Besides, I find a function _weighted_masked_objective(fn) in \keras\engine\training.py. Its definition is

为目标函数添加了对掩盖和样本加权的支持.

Adds support for masking and sample-weighting to an objective function.

但是该函数似乎只能接受fn(y_true, y_pred).有没有办法使用此功能解决我的问题?

But it seems that the function can only accept fn(y_true, y_pred).
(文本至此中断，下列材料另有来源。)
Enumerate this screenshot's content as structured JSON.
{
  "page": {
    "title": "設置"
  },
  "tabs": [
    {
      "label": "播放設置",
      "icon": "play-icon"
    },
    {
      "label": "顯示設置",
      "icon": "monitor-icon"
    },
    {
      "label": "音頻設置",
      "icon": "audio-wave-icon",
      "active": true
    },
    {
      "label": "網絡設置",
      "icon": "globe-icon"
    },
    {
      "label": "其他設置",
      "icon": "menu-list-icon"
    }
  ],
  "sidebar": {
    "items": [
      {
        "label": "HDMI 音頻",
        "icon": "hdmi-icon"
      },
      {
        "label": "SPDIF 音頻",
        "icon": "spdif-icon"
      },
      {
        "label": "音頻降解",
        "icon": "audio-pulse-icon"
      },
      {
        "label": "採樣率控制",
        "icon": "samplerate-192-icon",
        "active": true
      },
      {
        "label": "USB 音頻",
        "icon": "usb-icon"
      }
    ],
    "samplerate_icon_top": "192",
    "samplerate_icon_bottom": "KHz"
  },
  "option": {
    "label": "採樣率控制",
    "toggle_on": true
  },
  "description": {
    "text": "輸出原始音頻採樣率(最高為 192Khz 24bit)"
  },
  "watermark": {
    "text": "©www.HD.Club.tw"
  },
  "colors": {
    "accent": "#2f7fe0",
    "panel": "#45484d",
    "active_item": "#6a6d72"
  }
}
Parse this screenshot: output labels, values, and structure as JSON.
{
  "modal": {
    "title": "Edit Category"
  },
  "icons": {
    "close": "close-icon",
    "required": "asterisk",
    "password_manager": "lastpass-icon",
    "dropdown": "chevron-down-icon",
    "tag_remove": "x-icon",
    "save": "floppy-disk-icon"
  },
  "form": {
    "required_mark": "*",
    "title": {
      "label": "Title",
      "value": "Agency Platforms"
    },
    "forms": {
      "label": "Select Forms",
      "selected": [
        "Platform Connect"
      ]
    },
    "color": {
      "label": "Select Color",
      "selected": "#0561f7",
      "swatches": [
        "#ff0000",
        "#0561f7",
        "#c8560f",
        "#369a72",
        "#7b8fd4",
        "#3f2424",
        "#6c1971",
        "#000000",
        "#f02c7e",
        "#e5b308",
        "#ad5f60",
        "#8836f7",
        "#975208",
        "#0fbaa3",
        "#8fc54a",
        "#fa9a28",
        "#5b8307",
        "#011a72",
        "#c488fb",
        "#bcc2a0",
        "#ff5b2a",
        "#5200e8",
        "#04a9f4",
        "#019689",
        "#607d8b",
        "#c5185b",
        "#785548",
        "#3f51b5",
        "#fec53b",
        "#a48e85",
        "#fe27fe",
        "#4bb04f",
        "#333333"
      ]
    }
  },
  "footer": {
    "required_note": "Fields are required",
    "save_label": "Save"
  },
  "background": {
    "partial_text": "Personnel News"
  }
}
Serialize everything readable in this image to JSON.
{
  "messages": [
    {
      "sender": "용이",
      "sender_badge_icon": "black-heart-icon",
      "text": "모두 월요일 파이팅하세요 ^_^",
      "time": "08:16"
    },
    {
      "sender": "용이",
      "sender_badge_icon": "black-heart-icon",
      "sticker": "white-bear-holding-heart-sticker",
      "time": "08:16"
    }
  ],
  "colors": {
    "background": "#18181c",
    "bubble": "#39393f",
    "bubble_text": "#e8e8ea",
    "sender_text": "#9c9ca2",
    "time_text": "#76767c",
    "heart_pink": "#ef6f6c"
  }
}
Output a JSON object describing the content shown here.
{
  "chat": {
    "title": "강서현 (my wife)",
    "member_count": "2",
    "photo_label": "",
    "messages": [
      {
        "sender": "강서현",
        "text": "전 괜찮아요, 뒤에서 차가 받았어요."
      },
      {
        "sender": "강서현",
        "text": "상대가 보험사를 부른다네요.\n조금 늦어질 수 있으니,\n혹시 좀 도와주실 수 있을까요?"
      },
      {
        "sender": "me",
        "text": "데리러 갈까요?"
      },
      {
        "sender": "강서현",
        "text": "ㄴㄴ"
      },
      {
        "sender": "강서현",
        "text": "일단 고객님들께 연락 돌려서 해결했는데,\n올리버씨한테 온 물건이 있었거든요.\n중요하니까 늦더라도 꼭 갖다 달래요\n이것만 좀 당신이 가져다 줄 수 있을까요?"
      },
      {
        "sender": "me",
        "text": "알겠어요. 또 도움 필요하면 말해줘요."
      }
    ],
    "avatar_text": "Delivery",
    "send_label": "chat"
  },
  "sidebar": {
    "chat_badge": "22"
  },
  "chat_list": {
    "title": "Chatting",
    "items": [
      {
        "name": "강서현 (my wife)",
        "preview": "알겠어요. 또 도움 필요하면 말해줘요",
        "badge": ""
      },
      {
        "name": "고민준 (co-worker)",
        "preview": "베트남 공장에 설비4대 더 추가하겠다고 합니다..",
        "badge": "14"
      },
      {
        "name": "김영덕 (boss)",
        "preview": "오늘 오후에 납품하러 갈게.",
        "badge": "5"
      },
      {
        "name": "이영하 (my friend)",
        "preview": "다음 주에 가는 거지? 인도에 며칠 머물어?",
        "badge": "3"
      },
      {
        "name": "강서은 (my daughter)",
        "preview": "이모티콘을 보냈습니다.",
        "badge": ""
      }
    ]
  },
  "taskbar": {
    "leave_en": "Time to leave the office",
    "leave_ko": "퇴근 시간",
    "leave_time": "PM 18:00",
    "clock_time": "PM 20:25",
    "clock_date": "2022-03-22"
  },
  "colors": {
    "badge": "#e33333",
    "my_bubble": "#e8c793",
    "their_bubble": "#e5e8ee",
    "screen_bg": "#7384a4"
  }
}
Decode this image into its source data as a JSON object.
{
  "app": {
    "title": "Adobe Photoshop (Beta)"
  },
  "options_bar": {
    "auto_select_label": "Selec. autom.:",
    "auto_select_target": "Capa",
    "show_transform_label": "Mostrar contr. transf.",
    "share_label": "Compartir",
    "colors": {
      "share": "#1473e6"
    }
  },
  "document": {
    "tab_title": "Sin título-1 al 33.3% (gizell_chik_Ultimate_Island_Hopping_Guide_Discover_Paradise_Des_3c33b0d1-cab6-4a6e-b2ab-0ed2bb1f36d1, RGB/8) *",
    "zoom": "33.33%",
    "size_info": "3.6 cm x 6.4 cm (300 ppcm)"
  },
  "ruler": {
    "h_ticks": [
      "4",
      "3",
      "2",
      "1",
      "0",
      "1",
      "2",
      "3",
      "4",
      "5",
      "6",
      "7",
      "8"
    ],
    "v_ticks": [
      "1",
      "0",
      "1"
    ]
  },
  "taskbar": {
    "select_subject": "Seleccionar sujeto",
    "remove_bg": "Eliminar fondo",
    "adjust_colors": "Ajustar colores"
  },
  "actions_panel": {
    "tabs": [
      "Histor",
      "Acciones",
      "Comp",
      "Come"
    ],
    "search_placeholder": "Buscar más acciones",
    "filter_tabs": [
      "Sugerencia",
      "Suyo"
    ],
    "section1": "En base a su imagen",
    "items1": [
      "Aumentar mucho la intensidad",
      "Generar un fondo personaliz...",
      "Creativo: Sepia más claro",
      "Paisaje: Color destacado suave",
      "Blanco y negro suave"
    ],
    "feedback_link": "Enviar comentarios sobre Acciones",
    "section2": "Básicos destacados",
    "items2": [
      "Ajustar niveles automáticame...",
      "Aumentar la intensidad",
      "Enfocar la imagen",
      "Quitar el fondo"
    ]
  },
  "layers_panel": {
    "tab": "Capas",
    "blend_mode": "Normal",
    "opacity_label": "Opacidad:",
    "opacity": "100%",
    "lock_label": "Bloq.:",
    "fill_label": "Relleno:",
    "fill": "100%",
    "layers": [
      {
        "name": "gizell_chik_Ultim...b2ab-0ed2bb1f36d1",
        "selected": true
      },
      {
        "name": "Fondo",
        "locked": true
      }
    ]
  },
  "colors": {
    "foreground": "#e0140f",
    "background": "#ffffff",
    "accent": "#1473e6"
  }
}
Is there a way to use this function to solve my problem?

具体来说,我修改了Yu-Yang的示例.

To be specific, I modify the example of Yu-Yang.

from keras.models import Model
from keras.layers import Input, Masking, LSTM, Dense, RepeatVector, TimeDistributed, Activation
import numpy as np
from numpy.random import seed as random_seed
random_seed(123)

max_sentence_length = 5
character_number = 3 # valid character 'a, b' and placeholder '#'

input_tensor = Input(shape=(max_sentence_length, character_number))
masked_input = Masking(mask_value=0)(input_tensor)
encoder_output = LSTM(10, return_sequences=False)(masked_input)
repeat_output = RepeatVector(max_sentence_length)(encoder_output)
decoder_output = LSTM(10, return_sequences=True)(repeat_output)
output = Dense(3, activation='softmax')(decoder_output)

model = Model(input_tensor, output)
model.compile(loss='categorical_crossentropy', optimizer='adam')
model.summary()

X = np.array([[[0, 0, 0], [0, 0, 0], [1, 0, 0], [0, 1, 0], [0, 1, 0]],
          [[0, 0, 0], [0, 1, 0], [1, 0, 0], [0, 1, 0], [0, 1, 0]]])
y_true = np.array([[[0, 0, 1], [0, 0, 1], [1, 0, 0], [0, 1, 0], [0, 1, 0]], # the batch is ['##abb','#babb'], padding '#'
          [[0, 0, 1], [0, 1, 0], [1, 0, 0], [0, 1, 0], [0, 1, 0]]])

y_pred = model.predict(X)
print('y_pred:', y_pred)
print('y_true:', y_true)
print('model.evaluate:', model.evaluate(X, y_true))
# See if the loss computed by model.evaluate() is equal to the masked loss
import tensorflow as tf
logits=tf.constant(y_pred, dtype=tf.float32)
target=tf.constant(y_true, dtype=tf.float32)
cross_entropy = tf.reduce_mean(-tf.reduce_sum(target * tf.log(logits),axis=2))
losses = -tf.reduce_sum(target * tf.log(logits),axis=2)
sequence_lengths=tf.constant([3,4])
mask = tf.reverse(tf.sequence_mask(sequence_lengths,maxlen=max_sentence_length),[0,1])
losses = tf.boolean_mask(losses, mask)
masked_loss = tf.reduce_mean(losses)
with tf.Session() as sess:
    c_e = sess.run(cross_entropy)
    m_c_e=sess.run(masked_loss)
    print("tf unmasked_loss:", c_e)
    print("tf masked_loss:", m_c_e)

Keras和TensorFlow中的输出比较如下:

The output in Keras and TensorFlow are compared as follows:

如上所示,在某些类型的层之后,屏蔽被禁用.那么,当添加这些层时,如何掩盖Keras中的损失函数呢?

As shown above, masking is disabled after some kinds of layers. So how to mask the loss function in Keras when those layers are added?

推荐答案

如果模型中有遮罩,则将逐层传播该遮罩,并最终将其应用于损失.因此,如果您以正确的方式填充和屏蔽序列,则填充占位符上的损失将被忽略.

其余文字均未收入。